The magnet blocks may be made of various materials, but plastic magnets are most preferable because they can be easily formed into various shapes and have flexibility which enables them to absorb their possible curves in the longitudinal direction. Plastic magnet blocks may be manufactured by any conventional method; a preferred method is to perform an injection molding of a molten mixture of magnet powder and plastics such as ethylene-vinyl acetate copolymers and polyamides in a suitable mold equipped with magnets for effecting anisotropic magnetization treatment of the magnet blocks.
FIG. 1 is a plan view of a magnet roll according to an embodiment of the present invention;
FIG. 2 is a side view of the magnet roll of FIG. 1; and
FIG. 3 is an exploded view of the magnet roll of FIG. 2.
Referring to FIG. 1, a magnet roll 1 comprises a shaft 2 having a square cross section with cylindrical projections 2a at both ends, and magnet blocks 3a-3e. The arrangement and structures of the magnet blocks 3a-3e as well as their directions of magnetization are shown in FIG. 2. Please note that each magnet block has a different cross section with different direction of magnetization.

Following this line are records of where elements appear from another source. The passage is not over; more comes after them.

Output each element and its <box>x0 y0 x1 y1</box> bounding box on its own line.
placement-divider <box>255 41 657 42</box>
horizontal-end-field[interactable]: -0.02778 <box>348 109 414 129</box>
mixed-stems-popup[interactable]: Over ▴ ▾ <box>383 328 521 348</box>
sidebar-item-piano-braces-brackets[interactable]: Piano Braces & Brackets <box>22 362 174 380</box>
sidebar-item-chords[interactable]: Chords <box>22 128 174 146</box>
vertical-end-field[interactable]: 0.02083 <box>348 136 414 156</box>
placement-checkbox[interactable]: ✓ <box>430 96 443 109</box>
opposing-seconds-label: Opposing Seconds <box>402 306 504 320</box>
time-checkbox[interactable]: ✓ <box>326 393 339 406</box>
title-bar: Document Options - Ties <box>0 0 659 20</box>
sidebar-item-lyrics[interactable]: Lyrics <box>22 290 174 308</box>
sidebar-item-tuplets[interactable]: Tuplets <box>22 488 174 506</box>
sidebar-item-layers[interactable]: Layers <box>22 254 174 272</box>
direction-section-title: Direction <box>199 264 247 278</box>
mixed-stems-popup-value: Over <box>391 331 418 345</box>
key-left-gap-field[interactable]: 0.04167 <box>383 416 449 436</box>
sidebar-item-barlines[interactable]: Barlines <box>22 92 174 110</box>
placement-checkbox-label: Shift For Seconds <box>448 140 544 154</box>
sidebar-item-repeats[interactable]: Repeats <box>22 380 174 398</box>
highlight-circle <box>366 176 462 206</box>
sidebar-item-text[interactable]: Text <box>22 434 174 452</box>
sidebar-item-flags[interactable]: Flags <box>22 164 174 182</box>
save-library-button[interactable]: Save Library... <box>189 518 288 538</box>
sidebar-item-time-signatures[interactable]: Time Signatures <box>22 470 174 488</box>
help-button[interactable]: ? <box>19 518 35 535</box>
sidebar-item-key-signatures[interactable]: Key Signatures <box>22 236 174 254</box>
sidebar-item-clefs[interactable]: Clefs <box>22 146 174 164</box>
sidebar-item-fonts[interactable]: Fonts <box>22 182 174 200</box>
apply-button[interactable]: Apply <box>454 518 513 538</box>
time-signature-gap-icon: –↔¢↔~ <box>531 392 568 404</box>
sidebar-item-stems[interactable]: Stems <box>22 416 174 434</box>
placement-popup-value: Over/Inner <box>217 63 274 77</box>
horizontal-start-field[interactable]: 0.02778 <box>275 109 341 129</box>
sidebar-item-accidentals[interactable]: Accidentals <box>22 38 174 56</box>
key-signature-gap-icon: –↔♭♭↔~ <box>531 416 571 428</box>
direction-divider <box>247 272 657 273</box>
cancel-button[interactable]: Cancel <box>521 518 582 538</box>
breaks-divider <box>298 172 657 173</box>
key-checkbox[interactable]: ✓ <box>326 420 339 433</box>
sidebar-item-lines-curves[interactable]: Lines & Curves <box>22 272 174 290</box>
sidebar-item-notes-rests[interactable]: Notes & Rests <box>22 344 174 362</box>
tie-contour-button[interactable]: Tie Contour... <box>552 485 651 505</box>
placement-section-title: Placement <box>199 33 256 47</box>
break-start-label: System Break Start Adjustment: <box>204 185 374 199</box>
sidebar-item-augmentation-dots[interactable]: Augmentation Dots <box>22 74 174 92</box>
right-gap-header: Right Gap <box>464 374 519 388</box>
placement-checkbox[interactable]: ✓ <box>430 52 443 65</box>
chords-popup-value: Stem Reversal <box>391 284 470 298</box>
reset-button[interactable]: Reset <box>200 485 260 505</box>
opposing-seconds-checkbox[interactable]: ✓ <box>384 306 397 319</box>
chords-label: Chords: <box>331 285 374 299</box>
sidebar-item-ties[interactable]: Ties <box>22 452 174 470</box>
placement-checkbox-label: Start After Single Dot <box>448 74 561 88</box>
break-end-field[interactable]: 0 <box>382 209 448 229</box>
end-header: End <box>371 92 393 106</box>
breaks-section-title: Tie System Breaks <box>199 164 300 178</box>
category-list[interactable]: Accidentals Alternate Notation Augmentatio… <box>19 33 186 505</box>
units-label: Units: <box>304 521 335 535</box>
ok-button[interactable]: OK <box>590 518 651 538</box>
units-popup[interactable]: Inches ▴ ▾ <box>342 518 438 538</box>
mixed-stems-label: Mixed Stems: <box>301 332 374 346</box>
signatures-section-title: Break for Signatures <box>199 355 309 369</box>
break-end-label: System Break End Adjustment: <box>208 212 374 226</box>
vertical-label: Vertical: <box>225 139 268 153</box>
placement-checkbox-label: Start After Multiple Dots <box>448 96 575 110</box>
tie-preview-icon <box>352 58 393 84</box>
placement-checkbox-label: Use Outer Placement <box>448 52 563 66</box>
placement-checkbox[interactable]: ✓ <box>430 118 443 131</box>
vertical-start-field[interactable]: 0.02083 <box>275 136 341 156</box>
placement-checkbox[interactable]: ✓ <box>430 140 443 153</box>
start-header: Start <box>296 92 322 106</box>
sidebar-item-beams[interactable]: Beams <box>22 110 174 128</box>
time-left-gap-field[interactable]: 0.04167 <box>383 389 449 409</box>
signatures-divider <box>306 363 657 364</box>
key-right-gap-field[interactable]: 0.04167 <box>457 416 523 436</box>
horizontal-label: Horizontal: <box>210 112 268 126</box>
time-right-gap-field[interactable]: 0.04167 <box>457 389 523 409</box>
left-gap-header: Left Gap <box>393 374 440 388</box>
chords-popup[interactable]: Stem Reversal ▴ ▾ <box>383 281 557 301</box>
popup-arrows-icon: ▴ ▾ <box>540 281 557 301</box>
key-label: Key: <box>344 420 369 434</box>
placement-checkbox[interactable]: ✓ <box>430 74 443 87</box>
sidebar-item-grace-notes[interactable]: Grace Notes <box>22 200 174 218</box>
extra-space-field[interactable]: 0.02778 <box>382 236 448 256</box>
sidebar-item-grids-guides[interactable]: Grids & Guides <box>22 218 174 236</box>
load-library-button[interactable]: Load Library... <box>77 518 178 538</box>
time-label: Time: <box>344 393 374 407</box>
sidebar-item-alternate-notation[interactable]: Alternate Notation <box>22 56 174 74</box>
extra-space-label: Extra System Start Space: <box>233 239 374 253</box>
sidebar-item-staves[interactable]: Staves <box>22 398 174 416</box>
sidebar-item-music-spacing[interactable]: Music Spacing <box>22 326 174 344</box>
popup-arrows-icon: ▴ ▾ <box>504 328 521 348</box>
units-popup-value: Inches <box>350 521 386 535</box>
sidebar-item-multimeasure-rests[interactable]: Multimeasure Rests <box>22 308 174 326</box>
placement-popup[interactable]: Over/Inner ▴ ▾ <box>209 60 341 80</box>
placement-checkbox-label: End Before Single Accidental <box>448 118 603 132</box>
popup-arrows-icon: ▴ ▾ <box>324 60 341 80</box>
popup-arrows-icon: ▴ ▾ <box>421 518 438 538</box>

FIG. 3 shows the shaft 2 and the magnet blocks 3a-3e separated from each other. It is noted that the magnet block 3a has an angled portion 4 formed in the shaft contacting surface 10 which can mate with a corner 5 of the shaft 2. The magnet block 3a, therefore, may be first bonded to the square shaft 2 while mating the angle 4 with the corner 5. In this embodiment, the magnet block 3b also has a right angled portion 6 in shaft contacting surface 12, so it is second to be bonded onto the shaft 2. The magnet block 3b may be easily positioned precisely on the shaft 2 and the block 3a by mating the angle 6 with corner 14 of the shaft 2, and by engaging complementary mating means on the contacting surfaces of blocks 3a and 3b, namely groove 8 in surface 16 of the block 3b with a ridge 7 in surface 18 of the block 3a. The magnet blocks 3c and 3d are then bonded to the shaft 2 and adjacent blocks 3b and 3a. The sector-shaped magnet block 3e is finally inserted into an open space of the magnet roll being assembled. Accordingly, the magnet block 3e need not have any projection, groove or angle. The resulting magnet roll 1 has six magnet poles as shown in FIG. 2.
Barium ferrite powder (particle size: about 1 μm) and nylon 66 were blended in the ratio by weight of 8:2 in a batch-type kneader at about 240° C., and then subjected to injection molding at 270° C. and 70 kg/cm in a suitable magnetic field. The moldings are cooled and magnetized to provide the anisotropic magnet blocks 3a-3e as shown in FIG. 3. The assembling of the anisotropic magnet blocks 3a-3e were conducted in the order of 3a-3b-3c-3d-3e while contacting the corresponding complementary mating portions of the blocks and the shaft with each other as mentioned above. The resulting magnet roll has an outer diameter of 15 mm. The assembling and bonding of all the magnet blocks 3a-3e took about 4 minutes, much shorter than the time (about 7 minutes) which was usually needed for bonding magnetic blocks of the same size having no complementary mating portions. This is attributable to the fact that the precise positioning of the magnetic blocks can be conducted very easily according to the present invention. This is particularly advantageous when a small-sized magnet roll is to be made.